Aku bersama Malini ke pasar. Kebetulan dia membawa beberapa kg kopi yang hendak dijual lalu uangnya buat belanja bahan makanan yang akan dibawa ke kebun. Memetik kopi lagi lalu dijual lagi . Begitulah siklusnya petani kopi, kata Malini.
Sampai di pasar, ku amati lebih detail tentang jual beli kopi itu.
Oh, berarti kami harus memiliki tempat kalau begitu. Saat itu juga sambil belanja kami juga mencari info sekiranya ada tempat atau kios kecil yang disewakan. Kupikir uang yang ada harus dibagi untuk modal juga.
Berjalan- jalan sambil pulang, belum ada harga yang cocok sesuai budget yang ada.
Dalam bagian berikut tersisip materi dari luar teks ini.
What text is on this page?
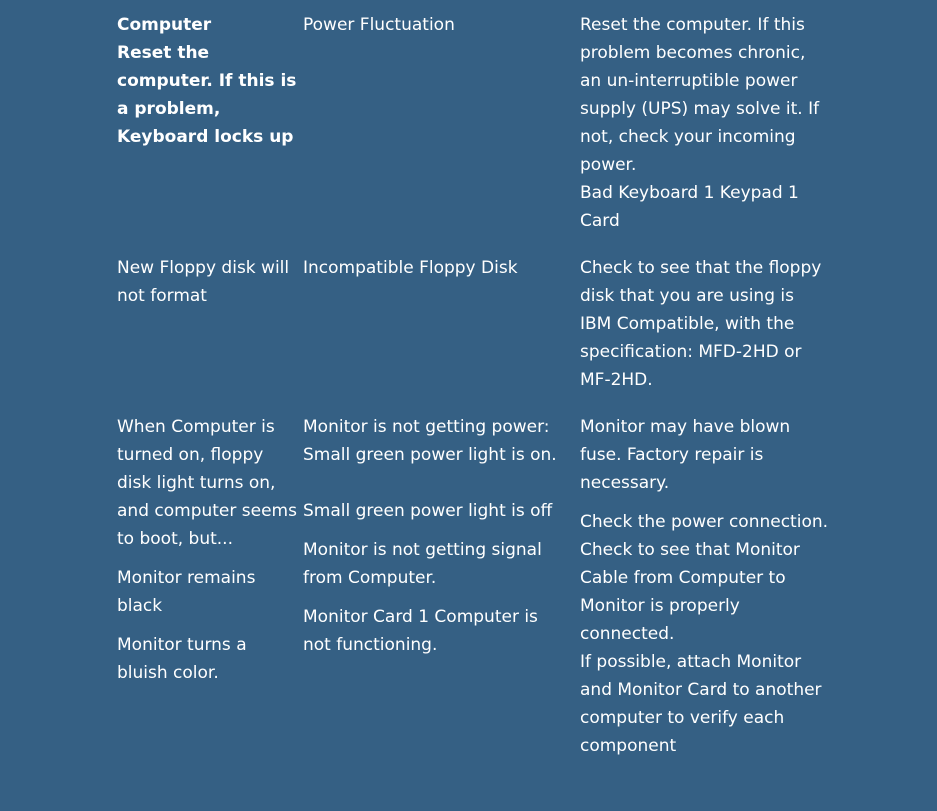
Computer

Reset the computer. If this is a problem, Keyboard locks up

Power Fluctuation	Reset the computer. If this problem becomes chronic, an un-interruptible power supply (UPS) may solve it. If not, check your incoming power.

Bad Keyboard 1 Keypad 1 Card

New Floppy disk will not format

Incompatible Floppy Disk	Check to see that the floppy disk that you are using is IBM Compatible, with the specification: MFD-2HD or MF-2HD.

When Computer is turned on, floppy disk light turns on, and computer seems to boot, but...

Monitor remains black

Monitor turns a bluish color.

Monitor is not getting power: Small green power light is on.

Small green power light is off

Monitor is not getting signal from Computer.

Monitor Card 1 Computer is not functioning.

Monitor may have blown fuse. Factory repair is necessary.

Check the power connection.

Check to see that Monitor Cable from Computer to Monitor is properly connected.

If possible, attach Monitor and Monitor Card to another computer to verify each component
Sulit juga ternyata.
Besoknya lagi, aku dan suamiku menjelajah sekitar pasar. Belum dapat, belum dapat harga yang terjangkau.
Besoknya lagi, begitu lagi. Setiap hari kami mencari dan terus mencari.
Bukan perkara mudah mencari harga sewa sesuai dengan rencana anggaran. Tapi bukan berarti tidak ada. Aku yakin pasti ada. Hanya belum ketemu sajaÂ
Untungnya suamiku bukan orang asing di desa ini. Bertanya-tanya kepada kenalan dan kerabatnya barulah mulai ada titik terang.
Ada tempat bekas garasi yang kosong, karena mobilnya sudah dijual, agak jauh dari pasar tapi kata suamiku itu tidak masalah.Katanya kami tidak harus duduk di situ menunggu orang datang menjual kopinya tetapi dia akan jemput bola ke kebun-kebun saudara atau kenalannya. Nah, ok, aku setuju.
Bismillah, setelah dibersihkan, besoknya kami mulai buka usaha ha kecil-kecilan, jual beli kopi.
 Bekas garasi yang kami sewa sekaligus sebagai tempat tinggal. Setelah disekat dengan triplek dibagi menjadi 2 ruangan. Untuk dapurnya , boleh memakai ruang di belakangnya. Alhamdulillah.